Personal information
- Date of birth: 21 April 1951 (age 75)
- Place of birth: South Shields, England
- Height: 6 ft 0 in (1.83 m)
- Position: Central defender

Senior career*
- Years: Team / Apps / (Gls)
- 1969–1970: Aldershot / 35 / (2)
- 1970–1974: Leicester City / 3 / (0)
- 1973–1974: → Torquay United (loan) / 6 / (0)
- 1974–1984: Aldershot / 332 / (11)
- Total:  / 376 / (13)

= Joe Jopling =

English footballer

Joe Jopling (born 21 April 1951) is an English former footballer. He played 367 league games for Aldershot in two spells between 1969 and 1970, and from 1974 to 1984.

==Playing career==
Jopling worked on South Shields shipyards, playing football at a junior level for Harton and Westoe F.C. in Tyneside, before he signed professional contracts with Aldershot in August 1969. He was an immediate hit with the Fourth Division club, helping the Shots to reach the Fourth Round of the FA Cup in 1969–70.

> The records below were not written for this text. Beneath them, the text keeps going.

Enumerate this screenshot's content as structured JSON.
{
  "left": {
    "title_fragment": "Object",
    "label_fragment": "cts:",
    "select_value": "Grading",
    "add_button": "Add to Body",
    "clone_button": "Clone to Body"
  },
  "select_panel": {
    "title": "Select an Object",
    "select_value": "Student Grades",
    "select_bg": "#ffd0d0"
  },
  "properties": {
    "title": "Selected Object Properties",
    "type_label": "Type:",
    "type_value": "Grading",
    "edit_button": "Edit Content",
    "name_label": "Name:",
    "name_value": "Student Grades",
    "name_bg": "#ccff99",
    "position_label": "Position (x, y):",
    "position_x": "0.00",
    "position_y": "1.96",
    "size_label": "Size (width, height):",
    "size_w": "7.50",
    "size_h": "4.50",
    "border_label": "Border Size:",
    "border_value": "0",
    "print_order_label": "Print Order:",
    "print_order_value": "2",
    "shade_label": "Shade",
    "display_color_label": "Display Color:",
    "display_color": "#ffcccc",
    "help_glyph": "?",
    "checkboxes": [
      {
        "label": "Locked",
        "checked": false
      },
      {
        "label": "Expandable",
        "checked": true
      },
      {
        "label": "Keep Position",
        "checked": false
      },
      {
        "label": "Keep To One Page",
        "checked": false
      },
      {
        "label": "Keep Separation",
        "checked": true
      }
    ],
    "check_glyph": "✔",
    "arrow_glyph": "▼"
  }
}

In September 1970, Second Division Leicester City signed the player, in a deal which saw Murray Brodie and Jimmy Burt moving to Aldershot plus a reported fee of £30,000. Jopling made just three league appearances in four seasons while at Leicester.

He had a short loan spell at Torquay United, before returning to Aldershot in March 1974. Appointed as captain at the club, he spent the next ten years with the club before his retirement in May 1984.

He is still living in the Aldershot area, and was former landlord of the Golden Lion public house on the High Street. He is a frequent guest to the new Aldershot Town club, who were formed in 1992 in the aftermath of the original side going out of business.